Grassroots/Hank Kalet

Free Speech, not Corporate Control

Political ads are coming back to Twitter. nnMore than three years ago, amid a wave of dis- and mis-information that coincided with a presidential election, the social media platform’s then-CEO Jack Dorsey announced a ban on political ads, arguing that their “reach … has significant ramifications that today’s democratic infrastructure may not be prepared to handle.”

The ban was met with applause by liberals and Democrats and criticism from conservatives, nearly all of whom focused on the partisan question of who would benefit. Left mostly unaddressed were two key issues: the role that privately owned social media plays in our public square and the control that private companies have over speech.

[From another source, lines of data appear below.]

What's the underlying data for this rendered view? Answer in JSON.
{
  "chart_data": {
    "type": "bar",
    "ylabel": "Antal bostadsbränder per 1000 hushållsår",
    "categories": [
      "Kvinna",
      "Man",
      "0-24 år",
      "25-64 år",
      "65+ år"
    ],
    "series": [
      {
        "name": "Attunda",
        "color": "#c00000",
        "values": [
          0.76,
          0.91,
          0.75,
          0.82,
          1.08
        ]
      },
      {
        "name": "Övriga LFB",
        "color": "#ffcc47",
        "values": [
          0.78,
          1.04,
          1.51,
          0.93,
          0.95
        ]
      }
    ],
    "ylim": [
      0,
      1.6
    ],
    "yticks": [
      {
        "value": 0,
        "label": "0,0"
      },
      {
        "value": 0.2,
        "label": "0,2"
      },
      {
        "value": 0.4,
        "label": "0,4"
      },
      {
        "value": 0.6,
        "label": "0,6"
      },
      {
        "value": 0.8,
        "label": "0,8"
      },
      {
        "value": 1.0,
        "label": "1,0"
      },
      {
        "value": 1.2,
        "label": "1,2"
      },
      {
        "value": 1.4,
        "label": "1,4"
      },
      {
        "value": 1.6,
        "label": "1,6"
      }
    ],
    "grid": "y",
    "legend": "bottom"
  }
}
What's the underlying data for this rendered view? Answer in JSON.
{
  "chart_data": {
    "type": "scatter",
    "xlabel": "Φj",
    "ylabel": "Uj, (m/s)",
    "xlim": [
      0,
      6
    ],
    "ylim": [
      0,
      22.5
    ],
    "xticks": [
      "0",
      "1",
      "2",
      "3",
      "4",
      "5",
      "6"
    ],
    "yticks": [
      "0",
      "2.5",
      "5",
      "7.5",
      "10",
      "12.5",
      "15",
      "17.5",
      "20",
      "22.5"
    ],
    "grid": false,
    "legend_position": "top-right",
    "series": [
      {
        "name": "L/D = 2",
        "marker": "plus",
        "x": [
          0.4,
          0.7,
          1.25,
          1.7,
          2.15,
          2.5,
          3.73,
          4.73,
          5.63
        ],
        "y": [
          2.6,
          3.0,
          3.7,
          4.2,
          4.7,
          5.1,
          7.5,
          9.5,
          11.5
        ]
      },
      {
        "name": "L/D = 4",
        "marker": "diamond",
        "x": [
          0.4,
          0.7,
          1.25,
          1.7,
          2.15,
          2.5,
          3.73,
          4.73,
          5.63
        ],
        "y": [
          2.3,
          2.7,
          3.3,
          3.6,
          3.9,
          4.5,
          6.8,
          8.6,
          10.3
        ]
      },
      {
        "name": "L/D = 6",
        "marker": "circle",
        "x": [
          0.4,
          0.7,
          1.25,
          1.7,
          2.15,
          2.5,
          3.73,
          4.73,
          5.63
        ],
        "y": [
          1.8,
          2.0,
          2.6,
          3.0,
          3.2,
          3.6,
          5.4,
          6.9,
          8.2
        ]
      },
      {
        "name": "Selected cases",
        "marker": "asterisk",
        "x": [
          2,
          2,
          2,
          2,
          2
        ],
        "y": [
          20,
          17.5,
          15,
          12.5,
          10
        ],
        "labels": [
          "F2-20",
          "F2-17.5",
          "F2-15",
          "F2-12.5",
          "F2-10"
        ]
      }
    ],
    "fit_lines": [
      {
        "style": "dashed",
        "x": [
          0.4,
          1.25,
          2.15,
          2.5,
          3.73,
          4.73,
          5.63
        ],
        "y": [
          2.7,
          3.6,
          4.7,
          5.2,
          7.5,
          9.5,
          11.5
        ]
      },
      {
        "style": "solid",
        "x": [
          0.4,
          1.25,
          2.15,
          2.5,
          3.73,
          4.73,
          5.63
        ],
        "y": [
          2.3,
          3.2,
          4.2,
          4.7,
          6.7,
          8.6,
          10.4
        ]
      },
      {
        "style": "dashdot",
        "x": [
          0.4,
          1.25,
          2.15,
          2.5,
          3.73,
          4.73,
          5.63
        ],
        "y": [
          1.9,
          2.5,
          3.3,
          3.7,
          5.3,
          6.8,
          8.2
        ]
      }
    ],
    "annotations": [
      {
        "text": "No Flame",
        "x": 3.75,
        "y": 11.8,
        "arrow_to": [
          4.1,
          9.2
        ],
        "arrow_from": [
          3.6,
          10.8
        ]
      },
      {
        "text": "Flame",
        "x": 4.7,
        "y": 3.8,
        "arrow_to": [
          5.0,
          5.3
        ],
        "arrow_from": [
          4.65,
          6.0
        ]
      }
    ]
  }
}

Since then, former President Trump has been kicked off Twitter and later reinstated, and Twitter has been purchased by Elon Musk, a self-proclaimed free-speech absolutist who has re-opened the platform to the kind of misinformation and hate speech Dorsey sought to cancel. The result has been an exodus of at least some liberals from the platform.

Then, in early January, Twitter “relaxed” its ban on political ads, saying “cause-based advertising can facilitate public conversation around important topics.” It also said that “the change will align the platform’s advertising policy with those of ‘TV and other media outlets.’”

Why does any of this matter? Twitter — and social media more broadly — is a central part of our new public square, a for-profit cog in the larger structure of our public discourse. Twitter offers access, infrastructure, and in exchange use the data it collects on us to make money by selling that data to advertisers. They also serve as moderators, arbitrators of what speech is acceptable and what is not — and they do this with our tacit approval.

This should worry all of us, and not just because ugly speech is being unleashed in an unregulated social media environment. We should be concerned with the creeping privatization of the public sphere, a process that has deep roots (suburban malls and gated communities, for instance, transfer control to private companies).

Twitter and other social media sites are independent businesses. Their decisions are not made with the public in mind, but with a set of consumers, users, advertisers. This makes them imperfect vessels for public debate. They are neither true public squares, nor functioning publishers. They exist somewhere in between.

This is fine for many — at least when this system cracks down on opponents and leaves us alone, when an anti-trans actress gets booted from her job, or a hard-right troll find himself de-platformed. But what about when a liberal TV host is canceled for opposing a war, or country music radio bans the Chicks from the airwaves because the band’s criticism of a sitting president?

This is not just a question of markets, but of access. We have accepted the lie that the market economy is somehow free, that it is open and accessible to all. This is nonsense. Our ability to speak is constrained by money — by who has it who doesn’t, and whose speech might generate it. In this system, money is speech and money is power and those with money have the power to speak and influence policy.

It is why who controls Twitter and Facebook and the other, smaller social media platforms matter. It is why the rules that these corporations impose matter, why concern about free speech must go beyond the First Amendment — which only prohibits interference by government — and implicate the way corporate entities impose their priorities and rules.

Social media has become a central element in the way we communicate and interact, both socially and politically. It is not going away, nor is it likely that these massive corporate platforms will suddenly function with a broad public in mind. It is long past the time we admit that the status quo is failing us.

We can start by breaking up big tech, by ending the mass consolidation in the sector. We should declare companies like Twitter and Facebook to be common carriers — like public utilities or the internet firms that control the hardware — recognizing the role they have come to play in the provision and distribution of information. And we should create and fund alternative structures and platforms to compete with what are now the legacy platforms.

Too much power over our discourse has been left in too few hands for too long.